Let's beta-reduce a last time (on g2):
\x0 -> \g1 x1 -> (\x2 -> x0 ((g1 x1) x2))
So we're left with simply
\x0 g1 x1 x2 -> x0 ((g1 x1) x2)
, where the arguments are nicely still in order.
So, this is what I get when I do a slightly more incremental expansion
(.) f g = \x -> f (g x)
(.) . g = \x -> (.) (g x)
= \x -> \y -> (.) (g x) y
= \x -> \y -> \z -> (g x) (y z)
= \x y z -> (g x) (y z)
(.) . (.) = \x y z -> ((.) x) (y z)
= \x y z -> \k -> x (y z k)
= \x y z k -> x (y z k)
Which, according to ghci has the correct type
Prelude> :t (.) . (.)
(.) . (.) :: (b -> c) -> (a -> a1 -> b) -> a -> a1 -> c
Prelude> :t \x y z k -> x (y z k)
\x y z k -> x (y z k)
:: (t1 -> t) -> (t2 -> t3 -> t1) -> t2 -> t3 -> t
Prelude>
While I don't know the origins of this combinator, it is likely that it was
developed for use in combinatory logic, where you work strictly with combinators,
so you can't define things using more convenient lambda expressions. There may be
some intuition that goes with figuring these things out, but I haven't found it.
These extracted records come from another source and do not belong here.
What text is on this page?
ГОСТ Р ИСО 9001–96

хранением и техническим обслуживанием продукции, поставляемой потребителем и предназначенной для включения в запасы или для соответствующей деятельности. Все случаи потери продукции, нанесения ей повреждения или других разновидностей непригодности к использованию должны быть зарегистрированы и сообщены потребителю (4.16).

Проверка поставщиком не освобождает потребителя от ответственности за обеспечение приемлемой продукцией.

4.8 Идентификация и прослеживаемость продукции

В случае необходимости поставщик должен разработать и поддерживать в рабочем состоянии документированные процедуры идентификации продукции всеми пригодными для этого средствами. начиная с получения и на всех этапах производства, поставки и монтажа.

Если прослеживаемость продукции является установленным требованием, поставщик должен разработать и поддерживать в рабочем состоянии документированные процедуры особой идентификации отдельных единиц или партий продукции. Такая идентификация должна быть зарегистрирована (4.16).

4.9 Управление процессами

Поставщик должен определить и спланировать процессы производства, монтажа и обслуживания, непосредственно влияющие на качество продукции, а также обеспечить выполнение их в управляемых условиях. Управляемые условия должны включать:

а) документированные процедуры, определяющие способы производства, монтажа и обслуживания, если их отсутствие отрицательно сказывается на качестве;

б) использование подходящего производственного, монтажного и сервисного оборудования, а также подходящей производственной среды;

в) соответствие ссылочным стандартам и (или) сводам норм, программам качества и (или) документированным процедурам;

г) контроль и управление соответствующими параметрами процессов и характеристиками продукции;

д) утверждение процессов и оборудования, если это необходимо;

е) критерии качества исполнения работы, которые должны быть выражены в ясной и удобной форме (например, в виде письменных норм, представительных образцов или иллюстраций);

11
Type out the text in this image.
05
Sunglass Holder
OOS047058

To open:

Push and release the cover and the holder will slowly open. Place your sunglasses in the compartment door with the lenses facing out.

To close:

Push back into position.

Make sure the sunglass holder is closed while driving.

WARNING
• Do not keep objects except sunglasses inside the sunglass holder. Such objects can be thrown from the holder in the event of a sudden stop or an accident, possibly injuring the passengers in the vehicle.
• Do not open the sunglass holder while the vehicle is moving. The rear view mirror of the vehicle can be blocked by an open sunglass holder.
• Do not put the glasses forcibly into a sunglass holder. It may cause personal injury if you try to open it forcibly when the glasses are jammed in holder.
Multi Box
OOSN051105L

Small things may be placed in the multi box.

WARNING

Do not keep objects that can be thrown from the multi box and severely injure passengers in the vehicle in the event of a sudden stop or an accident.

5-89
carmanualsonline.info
Most likely, you would develop some level of intuition if you had to do it enough.
It's easiest to write equations, combinators-style, instead of lambda-expressions: a b c = (\x -> ... body ...) is equivalent to a b c x = ... body ..., and vice versa, provided that x does not appear among {a,b,c}. So,
-- _B = (.)
_B f g x = f (g x)
_B _B _B f g x y = _B (_B f) g x y
= (_B f) (g x) y
= _B f (g x) y
= f ((g x) y)
= f (g x y)
You discover this if, given f (g x y), you want to convert it into a combinatory form (get rid of all the parentheses and variable repetitions). Then you apply patterns corresponding to the combinators' definitions, hopefully tracing this derivation backwards. This is much less mechanical/automatic though.